Following publication on the Conti news site on 19 July 2021 by organised cyber criminals, and subsequent social media mention, listing the corporate victims they have allegedly targeted for financial gain through data theft via the Microsoft Hafnium hack, Keltbray was one of the named organisations. In light of this development, Keltbray would like to remind all its stakeholders of the previous issued guidance, which remains unchanged following this event.
Keltbray today confirms it detected a data protection incident on its information technology systems, which resulted in unauthorised access to data. There is no impact on Keltbray’s business operations.
Although this was a sophisticated operation by organised cyber criminals, seeking to exploit the well-publicised Microsoft breach, to encrypt data and hold Keltbray to ransom, the company has extensive protocols and procedures in place for such an event and had rehearsed for this risk.
Our cyber defences rapidly identified the security breach, and our immediate response and backup procedures prevented effective encryption of data.
Work is ongoing to determine the specific information that was targeted, however we do know there was limited, unauthorised access to some personal data.
As a precaution, all Keltbray employees are receiving identity protection assistance.

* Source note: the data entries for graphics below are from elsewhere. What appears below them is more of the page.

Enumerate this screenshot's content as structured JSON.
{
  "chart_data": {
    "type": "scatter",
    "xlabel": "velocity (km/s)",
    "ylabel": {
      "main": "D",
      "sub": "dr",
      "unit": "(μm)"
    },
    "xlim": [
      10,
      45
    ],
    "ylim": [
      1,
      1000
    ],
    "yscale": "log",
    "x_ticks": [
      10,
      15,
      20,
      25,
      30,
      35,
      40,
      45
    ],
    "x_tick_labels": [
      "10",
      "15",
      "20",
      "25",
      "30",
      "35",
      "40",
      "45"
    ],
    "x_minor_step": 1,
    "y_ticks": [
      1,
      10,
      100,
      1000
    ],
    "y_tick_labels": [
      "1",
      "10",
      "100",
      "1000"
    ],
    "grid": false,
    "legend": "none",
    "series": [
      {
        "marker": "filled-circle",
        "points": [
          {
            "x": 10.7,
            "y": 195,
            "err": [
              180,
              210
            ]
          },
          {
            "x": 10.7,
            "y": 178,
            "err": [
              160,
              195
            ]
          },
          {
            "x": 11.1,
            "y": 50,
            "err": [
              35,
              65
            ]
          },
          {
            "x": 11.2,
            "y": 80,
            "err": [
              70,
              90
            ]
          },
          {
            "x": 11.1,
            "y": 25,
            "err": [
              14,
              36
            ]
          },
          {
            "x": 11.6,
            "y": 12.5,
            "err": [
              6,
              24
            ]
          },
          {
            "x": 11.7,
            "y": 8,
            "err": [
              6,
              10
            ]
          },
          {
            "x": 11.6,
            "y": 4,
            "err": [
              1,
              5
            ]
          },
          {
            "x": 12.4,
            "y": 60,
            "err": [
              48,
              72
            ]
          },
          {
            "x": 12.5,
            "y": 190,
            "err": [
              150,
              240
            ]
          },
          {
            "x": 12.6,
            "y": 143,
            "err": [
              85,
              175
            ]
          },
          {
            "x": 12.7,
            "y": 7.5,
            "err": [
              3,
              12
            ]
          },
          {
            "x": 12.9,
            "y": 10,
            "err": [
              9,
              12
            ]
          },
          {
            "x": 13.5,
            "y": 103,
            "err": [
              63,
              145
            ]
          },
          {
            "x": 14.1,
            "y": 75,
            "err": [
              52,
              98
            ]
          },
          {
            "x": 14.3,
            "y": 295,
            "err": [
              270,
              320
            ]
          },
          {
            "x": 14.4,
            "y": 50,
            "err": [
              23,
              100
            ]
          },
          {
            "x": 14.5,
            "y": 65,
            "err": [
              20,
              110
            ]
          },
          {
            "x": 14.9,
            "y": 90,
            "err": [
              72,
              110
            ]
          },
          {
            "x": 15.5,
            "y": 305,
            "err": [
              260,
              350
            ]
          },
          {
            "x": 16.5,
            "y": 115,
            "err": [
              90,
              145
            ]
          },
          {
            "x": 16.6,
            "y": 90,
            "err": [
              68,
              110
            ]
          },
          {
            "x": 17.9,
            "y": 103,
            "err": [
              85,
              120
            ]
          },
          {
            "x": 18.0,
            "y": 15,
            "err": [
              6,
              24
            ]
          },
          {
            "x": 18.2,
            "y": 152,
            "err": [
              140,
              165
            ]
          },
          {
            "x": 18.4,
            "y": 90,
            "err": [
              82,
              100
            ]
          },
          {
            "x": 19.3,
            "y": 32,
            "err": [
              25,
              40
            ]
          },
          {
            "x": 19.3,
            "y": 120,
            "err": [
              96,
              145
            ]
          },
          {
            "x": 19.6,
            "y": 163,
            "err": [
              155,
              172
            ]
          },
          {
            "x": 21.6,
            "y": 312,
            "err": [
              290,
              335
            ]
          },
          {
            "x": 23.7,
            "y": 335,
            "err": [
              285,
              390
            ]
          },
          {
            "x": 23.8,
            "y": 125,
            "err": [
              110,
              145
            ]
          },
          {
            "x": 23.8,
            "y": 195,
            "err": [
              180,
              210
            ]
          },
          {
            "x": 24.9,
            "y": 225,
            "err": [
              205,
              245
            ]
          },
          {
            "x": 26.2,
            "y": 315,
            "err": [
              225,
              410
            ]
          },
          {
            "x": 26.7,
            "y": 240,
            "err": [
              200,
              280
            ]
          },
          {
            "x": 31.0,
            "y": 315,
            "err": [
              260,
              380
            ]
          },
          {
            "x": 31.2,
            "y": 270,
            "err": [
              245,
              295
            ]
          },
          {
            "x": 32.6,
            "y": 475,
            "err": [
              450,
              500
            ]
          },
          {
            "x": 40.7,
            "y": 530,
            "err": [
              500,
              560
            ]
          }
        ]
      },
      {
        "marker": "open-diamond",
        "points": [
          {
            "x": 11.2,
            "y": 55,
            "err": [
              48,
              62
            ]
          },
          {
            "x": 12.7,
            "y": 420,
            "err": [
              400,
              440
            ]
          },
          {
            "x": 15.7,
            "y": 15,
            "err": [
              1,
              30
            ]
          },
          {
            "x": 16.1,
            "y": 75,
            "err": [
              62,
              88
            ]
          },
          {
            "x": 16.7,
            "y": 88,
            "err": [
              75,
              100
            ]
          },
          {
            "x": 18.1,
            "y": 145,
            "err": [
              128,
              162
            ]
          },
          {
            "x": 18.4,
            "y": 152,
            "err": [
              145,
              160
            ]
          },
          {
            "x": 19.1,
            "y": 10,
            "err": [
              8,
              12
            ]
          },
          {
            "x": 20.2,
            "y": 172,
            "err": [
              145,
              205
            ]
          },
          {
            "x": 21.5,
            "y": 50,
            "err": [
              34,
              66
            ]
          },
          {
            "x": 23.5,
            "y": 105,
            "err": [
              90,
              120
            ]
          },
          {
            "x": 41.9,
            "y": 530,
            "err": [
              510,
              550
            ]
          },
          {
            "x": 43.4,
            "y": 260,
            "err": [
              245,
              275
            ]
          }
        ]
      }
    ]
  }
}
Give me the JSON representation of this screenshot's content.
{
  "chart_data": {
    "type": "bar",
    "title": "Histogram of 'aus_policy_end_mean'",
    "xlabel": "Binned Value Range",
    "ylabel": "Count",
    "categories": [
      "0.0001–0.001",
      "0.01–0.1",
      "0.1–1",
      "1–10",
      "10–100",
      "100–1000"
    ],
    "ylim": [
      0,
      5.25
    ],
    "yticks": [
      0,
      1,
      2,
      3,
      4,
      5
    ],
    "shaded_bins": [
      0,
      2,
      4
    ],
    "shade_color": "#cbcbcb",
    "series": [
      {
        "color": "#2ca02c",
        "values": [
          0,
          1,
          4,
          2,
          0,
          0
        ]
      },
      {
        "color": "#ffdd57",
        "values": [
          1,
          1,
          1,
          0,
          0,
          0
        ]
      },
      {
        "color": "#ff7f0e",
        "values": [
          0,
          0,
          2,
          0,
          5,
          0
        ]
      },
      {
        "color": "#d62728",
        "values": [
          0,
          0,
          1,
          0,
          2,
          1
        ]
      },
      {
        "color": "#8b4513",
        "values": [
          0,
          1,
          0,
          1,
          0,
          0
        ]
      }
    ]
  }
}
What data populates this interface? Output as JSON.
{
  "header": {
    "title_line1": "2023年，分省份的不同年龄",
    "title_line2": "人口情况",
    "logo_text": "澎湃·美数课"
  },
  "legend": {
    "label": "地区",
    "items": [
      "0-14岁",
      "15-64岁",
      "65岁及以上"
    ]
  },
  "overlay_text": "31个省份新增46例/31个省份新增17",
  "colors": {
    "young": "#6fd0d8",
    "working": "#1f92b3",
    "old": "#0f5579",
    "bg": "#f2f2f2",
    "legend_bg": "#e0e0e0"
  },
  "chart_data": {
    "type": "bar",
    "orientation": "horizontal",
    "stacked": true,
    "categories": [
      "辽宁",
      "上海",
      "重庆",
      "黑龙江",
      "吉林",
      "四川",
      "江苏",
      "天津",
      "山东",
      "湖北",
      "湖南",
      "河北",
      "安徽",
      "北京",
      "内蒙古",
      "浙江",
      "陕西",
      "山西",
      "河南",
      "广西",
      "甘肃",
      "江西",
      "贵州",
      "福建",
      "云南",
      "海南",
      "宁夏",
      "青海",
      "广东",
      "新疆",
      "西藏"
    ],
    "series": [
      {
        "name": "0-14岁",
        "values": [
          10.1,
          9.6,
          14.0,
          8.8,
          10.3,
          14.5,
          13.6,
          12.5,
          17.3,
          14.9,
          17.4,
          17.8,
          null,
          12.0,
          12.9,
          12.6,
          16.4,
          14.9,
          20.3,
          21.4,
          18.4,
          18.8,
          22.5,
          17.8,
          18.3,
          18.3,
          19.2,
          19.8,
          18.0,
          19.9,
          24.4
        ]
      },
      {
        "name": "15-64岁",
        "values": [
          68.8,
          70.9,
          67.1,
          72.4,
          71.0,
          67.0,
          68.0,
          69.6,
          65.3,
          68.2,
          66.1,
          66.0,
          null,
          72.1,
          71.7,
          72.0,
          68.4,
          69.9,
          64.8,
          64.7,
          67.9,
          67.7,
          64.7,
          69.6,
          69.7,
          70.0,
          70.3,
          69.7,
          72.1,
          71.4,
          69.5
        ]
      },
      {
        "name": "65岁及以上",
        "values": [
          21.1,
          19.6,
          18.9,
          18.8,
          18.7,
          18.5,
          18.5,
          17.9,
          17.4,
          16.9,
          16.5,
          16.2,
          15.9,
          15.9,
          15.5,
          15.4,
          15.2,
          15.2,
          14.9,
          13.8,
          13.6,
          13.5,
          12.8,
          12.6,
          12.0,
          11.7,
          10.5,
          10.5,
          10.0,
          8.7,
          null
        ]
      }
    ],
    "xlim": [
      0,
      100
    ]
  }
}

Further, the Group is advising heightened vigilance and that all necessary precautionary measures be taken by all its stakeholders going forward.
This incident is being thoroughly investigated by the Group IT crisis response team, assisted by forensic cyber security consultants, who have taken immediate and appropriate actions to reinforce existing security measures and to mitigate its potential impact.
This ongoing work will help us to understand any lessons that can learnt from this incident, but as a minimum, Keltbray’s IT cyber security environment has been further enhanced.
The company is in contact with its employees, customers, partners, the relevant regulatory and law enforcement authorities, and the data protection authorities pursuant to the GDPR (General Data Protection Regulation).
Keltbray takes its data protection obligations very seriously and will continue to uphold the highest standards of integrity and security relating to all information it holds.